Research
Palo Alto, California
We empirically study a simple layer-pruning strategy for popular families of openweight pretrained LLMs, finding minimal degradation of performance on different question-answering benchmarks until after a large fraction (up to half) of the layers are removed. To prune these models, we identify the optimal block of layers to prune by considering similarity across layers; then, to “heal” the damage, we perform a small amount of finetuning. In particular, we use parameter-efficient finetuning (PEFT) methods, specifically quantization and Low Rank Adapters (QLoRA), such that each of our experiments can be performed on a single A100 GPU. From a practical perspective, these results suggest that layer pruning methods can complement other PEFT strategies to further reduce computational resources of finetuning on the one hand, and can improve the memory and latency of inference on the other hand. From a scientific perspective, the robustness of these LLMs to the deletion of layers implies either that current pretraining methods are not properly leveraging the parameters in the deeper layers of the network or that the shallow layers play a critical role in storing knowledge.
Paolo Glorioso, Beren Millidge, Daniel A Roberts (Sequoia Capital & MIT), Andrey Gromov (Meta FAIR), Kushal Tirumala (Meta FAIR) and Hassan Shapourian (Cisco)
Introduction
Large language models (LLMs) come with significant memory and computational demands, posing challenges in terms of efficiency and scalability which is especially important for on-device and local inference. Yet, there appears to be a substantial degree of redundancy in how the weights and internal representations of these models are utilized during inference. This redundancy indicates that it may be possible to optimize these models, reducing their memory and compute footprint without compromising performance. There are a number of techniques aimed at reducing these overheads for pre-trained language models. For instance, quantization can significantly reduce memory footprint of parameters, and pruning, as well as distillation, can reduce both memory usage and computational demands.
Design and Results
In this work, we introduce a straightforward pruning strategy which we apply to open-weight pre-trained LLMs. Specifically, we devise a method that identifies the most effective layers to prune by analyzing the similarity between representations at different layers. For a given pruning fraction, we remove the layers with the highest similarities and then "heal" the pruning-induced mismatch through a small amount of fine-tuning using QLoRA. Our key finding is that we can prune a significant portion of the deepest layers in the models while maintaining minimal degradation in downstream performance on multiple-choice benchmarks. For instance, in Llama-2-70B, we can prune nearly half of the layers before observing a significant drop in performance.
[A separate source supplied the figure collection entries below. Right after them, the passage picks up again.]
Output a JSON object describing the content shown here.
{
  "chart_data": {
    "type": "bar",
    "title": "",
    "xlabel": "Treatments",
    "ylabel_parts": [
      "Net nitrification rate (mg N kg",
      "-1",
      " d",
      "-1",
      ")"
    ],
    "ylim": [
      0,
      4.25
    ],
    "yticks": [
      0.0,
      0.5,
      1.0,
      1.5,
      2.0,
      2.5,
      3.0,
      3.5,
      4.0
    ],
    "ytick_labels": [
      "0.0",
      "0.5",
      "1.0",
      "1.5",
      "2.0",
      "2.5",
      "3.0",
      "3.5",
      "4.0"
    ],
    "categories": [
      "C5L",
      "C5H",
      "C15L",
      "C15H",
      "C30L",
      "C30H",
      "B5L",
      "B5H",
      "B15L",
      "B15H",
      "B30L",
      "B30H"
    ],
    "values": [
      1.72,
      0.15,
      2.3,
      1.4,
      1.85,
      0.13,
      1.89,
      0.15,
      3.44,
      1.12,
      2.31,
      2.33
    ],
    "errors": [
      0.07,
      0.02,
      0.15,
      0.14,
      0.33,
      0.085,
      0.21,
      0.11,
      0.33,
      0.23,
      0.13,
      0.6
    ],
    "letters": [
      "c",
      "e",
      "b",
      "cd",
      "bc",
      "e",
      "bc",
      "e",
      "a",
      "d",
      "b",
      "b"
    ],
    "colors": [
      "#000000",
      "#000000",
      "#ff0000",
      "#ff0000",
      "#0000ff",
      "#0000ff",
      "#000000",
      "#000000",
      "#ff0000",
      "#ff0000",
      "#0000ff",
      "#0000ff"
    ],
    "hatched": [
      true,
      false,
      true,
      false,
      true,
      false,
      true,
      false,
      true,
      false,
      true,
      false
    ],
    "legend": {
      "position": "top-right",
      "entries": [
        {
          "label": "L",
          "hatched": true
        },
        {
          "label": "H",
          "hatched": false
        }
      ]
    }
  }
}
The Figure above shows an overview of the layer-pruning strategy and examples of the results for the Llama-2-70B model. (a): flowchart of the algorithm, where first we compute the angular distance between the outputs of layer \(\ell\) and \(\ell+n\), then we remove the block minimizing such similarity for a fixed \(n\), and finally we fine-tune the model to "heal" the effect of pruning. (b): a cartoon depicting the removal of \(n\) consecutive layers. (c): angular distance between the outputs of layer \(\ell\) and \(\ell+n\) for Llama-2-70B. (d): accuracies and C4 validation loss as a fraction of layers pruned for Llama-2-70B, with and without the fine-tuning step. These plots illustrate how the performance of two example multichoice benchmarks remains approximately constant up to pruning roughly 40% of the model's layers, and then abruptly drops. Note that, even without the healing step, performance is not degradated almost up until the transition happens. This underscores the effectiveness of the similarity-based pruning in choosing the best layers to drop.
We observed a similar behavior in performance in various open-weight models:

The figure below illustrates the similarity measure across blocks of layers in different models:

where the \(x\)-axis denotes the first layer to be dropped, \(\ell\), and the \(y\)-axis denotes the block size \(n\). This figure broadly suggests that: (i) the smallest distances are found across the deeper blocks, meaning deeper layers are typically quite similar to each other and can be more easily dropped; (ii) the distances across the deepest blocks – the blocks that include the last layer – take either maximal or nearly-maximal values, meaning one should never drop the final layer.
Conclusions
Pruning is an effective technique for reducing both the memory footprint and latency in large language models (LLMs). Notably, in our approach, latency reduction scales linearly with the number of layers pruned. From an interpretability standpoint, the robustness of models to the removal of deeper layers in downstream tasks suggests that the shallower layers might play a crucial role in retaining core knowledge. Moreover, post-training optimization methods such as pruning, quantization, and speculative decoding operate independently of each other, indicating that combining these techniques could yield significant benefits in further reducing overhead.